NSImage* image = [[NSImage alloc] initWithSize:rect.size];
[image lockFocus];
CGContextDrawImage([[NSGraphicsContext currentContext]
graphicsPort], *(CGRect*)&rect, imageRef);
[image unlockFocus];
Looks good, but it's not exactly what I'd call 'conversion' but more of a
'duplication'. As I understand it, the CGImage and NSImage will not
share the same pixel memory, so depending on your uses this may be a big
problem.
Actually that concept really doesn't mesh with the idea of a CGImage to begin with. A CGImage represents a rectangular array of pixels, but there is no reason to expect that it has an explicit memory buffer that it might share with an NSImage.
For example, if you create a CGImage using CGImageCreateWithJPEGDataProvider the resulting CGImage may, or may not have a pixel buffer associated with it. That is an implementation detail of CGImage.

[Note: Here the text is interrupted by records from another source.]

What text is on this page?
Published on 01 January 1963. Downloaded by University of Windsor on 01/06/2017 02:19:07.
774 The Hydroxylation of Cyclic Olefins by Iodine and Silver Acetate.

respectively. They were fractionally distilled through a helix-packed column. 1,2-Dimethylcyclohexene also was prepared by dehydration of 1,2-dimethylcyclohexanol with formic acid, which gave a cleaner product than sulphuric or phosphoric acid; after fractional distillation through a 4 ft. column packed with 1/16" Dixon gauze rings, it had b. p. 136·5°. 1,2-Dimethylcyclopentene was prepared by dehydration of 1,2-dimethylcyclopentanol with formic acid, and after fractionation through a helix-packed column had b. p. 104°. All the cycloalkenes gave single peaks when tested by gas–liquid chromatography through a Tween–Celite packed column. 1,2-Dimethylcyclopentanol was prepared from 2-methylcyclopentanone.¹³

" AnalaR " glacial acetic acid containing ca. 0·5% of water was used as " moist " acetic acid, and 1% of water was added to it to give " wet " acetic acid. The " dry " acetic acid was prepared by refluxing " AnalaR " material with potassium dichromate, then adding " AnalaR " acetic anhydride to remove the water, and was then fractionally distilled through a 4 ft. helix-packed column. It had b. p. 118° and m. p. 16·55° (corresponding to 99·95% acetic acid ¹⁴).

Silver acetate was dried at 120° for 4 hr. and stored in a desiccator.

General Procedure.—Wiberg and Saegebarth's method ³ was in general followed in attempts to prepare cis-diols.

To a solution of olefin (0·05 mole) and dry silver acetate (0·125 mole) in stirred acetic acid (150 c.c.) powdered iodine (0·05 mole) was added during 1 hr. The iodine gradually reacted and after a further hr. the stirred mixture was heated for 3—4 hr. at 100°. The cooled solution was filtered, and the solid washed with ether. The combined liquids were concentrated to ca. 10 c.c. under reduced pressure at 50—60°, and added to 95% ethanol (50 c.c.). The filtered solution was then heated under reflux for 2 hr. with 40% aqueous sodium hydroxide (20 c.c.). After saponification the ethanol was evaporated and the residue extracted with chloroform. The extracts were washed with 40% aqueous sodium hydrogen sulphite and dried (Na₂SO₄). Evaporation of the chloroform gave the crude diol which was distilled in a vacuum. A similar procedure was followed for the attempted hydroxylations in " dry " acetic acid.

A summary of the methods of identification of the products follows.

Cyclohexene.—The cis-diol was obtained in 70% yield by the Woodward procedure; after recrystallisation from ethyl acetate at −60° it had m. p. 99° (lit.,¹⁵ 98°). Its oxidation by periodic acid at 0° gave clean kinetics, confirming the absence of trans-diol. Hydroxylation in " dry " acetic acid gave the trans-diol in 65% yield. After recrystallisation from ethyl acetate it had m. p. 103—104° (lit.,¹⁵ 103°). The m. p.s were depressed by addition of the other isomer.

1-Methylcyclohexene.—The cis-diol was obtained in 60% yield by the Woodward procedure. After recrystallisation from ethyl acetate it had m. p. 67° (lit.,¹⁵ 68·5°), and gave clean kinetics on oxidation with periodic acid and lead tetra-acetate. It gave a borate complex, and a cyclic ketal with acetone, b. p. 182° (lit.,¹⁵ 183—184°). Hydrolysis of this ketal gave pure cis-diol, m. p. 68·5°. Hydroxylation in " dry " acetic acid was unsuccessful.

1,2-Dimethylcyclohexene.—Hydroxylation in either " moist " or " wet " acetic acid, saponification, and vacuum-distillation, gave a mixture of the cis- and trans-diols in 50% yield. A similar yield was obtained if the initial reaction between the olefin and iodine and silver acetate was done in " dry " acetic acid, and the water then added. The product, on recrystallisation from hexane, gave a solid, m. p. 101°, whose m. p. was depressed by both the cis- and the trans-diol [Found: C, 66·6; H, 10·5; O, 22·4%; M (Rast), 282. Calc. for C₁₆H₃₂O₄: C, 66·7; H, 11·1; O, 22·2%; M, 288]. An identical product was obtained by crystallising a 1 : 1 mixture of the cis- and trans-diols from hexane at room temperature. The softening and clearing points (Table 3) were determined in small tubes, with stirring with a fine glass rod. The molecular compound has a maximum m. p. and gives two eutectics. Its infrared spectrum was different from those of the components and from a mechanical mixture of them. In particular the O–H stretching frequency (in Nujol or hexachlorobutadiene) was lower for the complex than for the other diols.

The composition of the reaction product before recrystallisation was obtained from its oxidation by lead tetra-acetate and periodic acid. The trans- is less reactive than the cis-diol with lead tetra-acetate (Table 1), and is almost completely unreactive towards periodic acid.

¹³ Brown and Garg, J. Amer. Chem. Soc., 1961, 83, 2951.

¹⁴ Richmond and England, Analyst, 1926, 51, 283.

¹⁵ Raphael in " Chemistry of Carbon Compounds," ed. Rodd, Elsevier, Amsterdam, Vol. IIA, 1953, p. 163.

Pure speculation on my part, but I can imagine that in more up-to-date uses of CGImage, there is also the possibility that, if it has one, the CGImage has moved it's pixel buffer to the video card. If this is the case then having an NSImage pointing at the place where the pixel buffer USED to be.
Finally, the image content of an NSImage is mutable (through lockFocus) while that of a CGImage is not.
These are pretty strong reasons that CGImage keeps the pointer to it's image buffer to itself.
Actually, are the pixel values even guaranteed to be the same or
does the process of 'drawing' (ie CGContextDrawImage()) do some colour
conversion?
That certainly seems possible.